As I do the memories column for the Tribune each week, I run across interesting and delicious looking recipes. Most of them are in old Cook of the Week columns, but this first one was a winner at the 4-H Walworth County fruit pie contest in 1968. It’s a peach pie made by Miss Karen Henderson of Selby. Her pie crust is as follows:

Pie Crust
2 cups flour
1/4 tsp salt
1/2 tsp baking powder
1/2 cup vegetable shortening cut with pastry blender
1 egg beaten
1 Tbsp vinegar
3 Tbsp. cold water
Mix liquids and add to dry ingredients. Shape and roll. Makes two nine-inch single crusts or one nine-inch double crust.

Streusel Peach Filling
3 to 4 cups diced peaches, canned or fresh
3/4 to 1 cup sugar depending on sweetness of the peaches
2 eggs, beaten
1/2 cup cream
1/2 tsp vanilla
1/4 tsp nutmeg
pinch of salt
Combine all and pour over peaches. Bake at 400 degrees for 10 minutes. Reduce heat to 350 for 25 minutes. Remove from oven and add topping.

Streusel Topping
1/2 cup flour
1/4 cup brown sugar
1/4 cup butter
Mix with blender to a crumb mixture and bake an additional 15 minutes at 350 degrees.

Being old and lazy I would probably use pre made crusts, but I love peaches so I’d like to give this a try when the Colorado peaches come in.

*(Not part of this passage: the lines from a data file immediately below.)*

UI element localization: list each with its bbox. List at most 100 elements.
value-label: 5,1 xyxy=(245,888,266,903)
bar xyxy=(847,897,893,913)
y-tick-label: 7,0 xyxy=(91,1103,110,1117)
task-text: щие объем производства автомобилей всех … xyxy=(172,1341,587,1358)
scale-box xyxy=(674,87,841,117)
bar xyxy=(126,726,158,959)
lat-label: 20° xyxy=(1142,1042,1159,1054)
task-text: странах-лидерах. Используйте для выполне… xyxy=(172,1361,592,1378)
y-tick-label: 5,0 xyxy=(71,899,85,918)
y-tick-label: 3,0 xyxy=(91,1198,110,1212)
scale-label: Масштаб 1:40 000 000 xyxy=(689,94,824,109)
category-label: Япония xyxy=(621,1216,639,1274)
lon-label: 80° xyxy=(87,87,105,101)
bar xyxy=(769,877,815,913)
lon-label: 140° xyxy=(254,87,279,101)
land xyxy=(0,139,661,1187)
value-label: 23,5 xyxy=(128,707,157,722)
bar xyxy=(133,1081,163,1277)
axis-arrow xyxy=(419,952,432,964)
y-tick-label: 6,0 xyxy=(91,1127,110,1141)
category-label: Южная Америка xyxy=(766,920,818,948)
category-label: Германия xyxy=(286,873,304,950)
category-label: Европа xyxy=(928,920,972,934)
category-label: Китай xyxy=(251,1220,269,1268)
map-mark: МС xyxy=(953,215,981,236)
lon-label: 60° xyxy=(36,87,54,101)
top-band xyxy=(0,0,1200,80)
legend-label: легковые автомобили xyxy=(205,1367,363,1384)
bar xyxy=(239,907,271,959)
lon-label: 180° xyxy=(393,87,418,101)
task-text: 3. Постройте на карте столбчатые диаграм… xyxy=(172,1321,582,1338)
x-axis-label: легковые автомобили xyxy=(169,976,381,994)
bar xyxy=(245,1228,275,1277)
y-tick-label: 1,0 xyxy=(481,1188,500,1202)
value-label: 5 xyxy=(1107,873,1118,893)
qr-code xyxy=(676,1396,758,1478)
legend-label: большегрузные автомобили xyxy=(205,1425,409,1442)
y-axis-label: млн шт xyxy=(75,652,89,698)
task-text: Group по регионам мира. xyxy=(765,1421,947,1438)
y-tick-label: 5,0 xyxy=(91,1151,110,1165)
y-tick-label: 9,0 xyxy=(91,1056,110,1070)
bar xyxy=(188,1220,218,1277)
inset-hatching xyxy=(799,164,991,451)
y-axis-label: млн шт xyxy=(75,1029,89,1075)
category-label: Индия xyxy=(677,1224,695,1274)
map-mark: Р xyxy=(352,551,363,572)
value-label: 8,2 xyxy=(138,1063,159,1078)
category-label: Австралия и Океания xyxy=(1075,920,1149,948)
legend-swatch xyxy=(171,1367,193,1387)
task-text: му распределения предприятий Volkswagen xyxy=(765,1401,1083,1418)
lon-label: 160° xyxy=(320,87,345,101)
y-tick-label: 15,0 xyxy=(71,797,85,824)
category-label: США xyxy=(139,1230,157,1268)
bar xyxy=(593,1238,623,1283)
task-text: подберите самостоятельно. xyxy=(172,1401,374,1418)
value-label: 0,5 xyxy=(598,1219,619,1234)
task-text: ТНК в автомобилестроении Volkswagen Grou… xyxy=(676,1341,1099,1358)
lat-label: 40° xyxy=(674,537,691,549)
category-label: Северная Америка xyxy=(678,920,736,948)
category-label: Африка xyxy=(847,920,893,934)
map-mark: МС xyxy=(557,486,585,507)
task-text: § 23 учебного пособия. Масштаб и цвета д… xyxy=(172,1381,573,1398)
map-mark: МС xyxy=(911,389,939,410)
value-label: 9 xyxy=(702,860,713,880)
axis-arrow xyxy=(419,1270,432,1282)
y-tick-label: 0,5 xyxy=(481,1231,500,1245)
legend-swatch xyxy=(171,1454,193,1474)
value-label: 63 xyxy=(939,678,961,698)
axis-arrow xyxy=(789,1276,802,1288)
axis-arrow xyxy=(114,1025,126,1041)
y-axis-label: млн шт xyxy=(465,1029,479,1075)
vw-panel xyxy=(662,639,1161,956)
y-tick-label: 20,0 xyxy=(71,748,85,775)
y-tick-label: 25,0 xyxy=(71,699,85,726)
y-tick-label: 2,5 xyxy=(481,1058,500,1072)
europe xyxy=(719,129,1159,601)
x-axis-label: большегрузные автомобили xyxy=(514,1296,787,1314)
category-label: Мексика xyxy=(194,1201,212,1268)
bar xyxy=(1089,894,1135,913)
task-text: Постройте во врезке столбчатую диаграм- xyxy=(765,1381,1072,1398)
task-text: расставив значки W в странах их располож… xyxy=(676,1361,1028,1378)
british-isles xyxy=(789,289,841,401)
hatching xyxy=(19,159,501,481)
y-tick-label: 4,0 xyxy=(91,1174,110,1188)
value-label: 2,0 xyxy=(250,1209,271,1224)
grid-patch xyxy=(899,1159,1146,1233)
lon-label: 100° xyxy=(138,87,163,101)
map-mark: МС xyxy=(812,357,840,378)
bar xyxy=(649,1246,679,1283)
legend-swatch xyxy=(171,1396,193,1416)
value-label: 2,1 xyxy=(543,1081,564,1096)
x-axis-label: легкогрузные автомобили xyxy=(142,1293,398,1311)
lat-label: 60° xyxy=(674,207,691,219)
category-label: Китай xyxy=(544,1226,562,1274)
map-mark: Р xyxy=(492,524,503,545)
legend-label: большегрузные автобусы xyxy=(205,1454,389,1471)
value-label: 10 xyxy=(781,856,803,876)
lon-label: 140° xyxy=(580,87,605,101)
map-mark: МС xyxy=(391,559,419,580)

Our next Memories recipe is from the July 6, 1978, Cook of the Week, Joyce McClellan.
Joyce is a true native of Mobridge. She was born and raised in Mobridge and after her husband Herb finished dental school they moved back to the Bridge City and have lived here ever since. She is still cooking, active in Trinity Lutheran Church and is now entertaining great-grandchildren. This salad looked easy, cool and refreshing.

Twin Cheese Pear Salad
1 pkg. Lemon Jell-O
1/2 cup boiling water
1 cup liquid from canned pear halves
Dissolve Jell-O in hot water, add pear liquid and chill. When partially set add:
1 cup creamed cottage cheese
1 cup shredded sharp cheddar cheese
1 cup (1 lb. 1 oz. can) pear halves, diced
1/2 cup whipping cream, whipped
Mold as desired and chill.

Again as Miss Lazy Cook I’d probably try Cool Whip instead of real whipped cream, but it sounds good.

Hazel Bartels was known all over Mobridge as the hard working waitress/cook at the Sereno Café. She eventually bought the Sereno and ruled with an iron hand, and did some of the best cooking in town. She was the June 15, 1978, Cook of the Week. Here are her recipes:

Warm Chicken Salad
2 cups chicken (cooked and diced in small cubes)
2 cups diced celery
1 cup mayonnaise
1/2 cup cheddar cheese, cut up or grated
1/2 cup sliced almonds
1/2 tsp salt
Mix all ingredients together in a large bowl. Pour into 9×13 baking dish. Bake 12 to 15 minutes in 375-degree oven, just to warm and melt cheese, but not enough to cook celery.

Southern Drop Cookies
1 cup sugar
1 cup buttermilk
1/2 cup shortening
1/2 tsp baking soda
1 tsp baking powder
1 tsp vanilla
2 eggs (add last)
2 cups flour
Mix and drop by spoonful on cookie sheet. Bake at 350 degrees until lightly browned.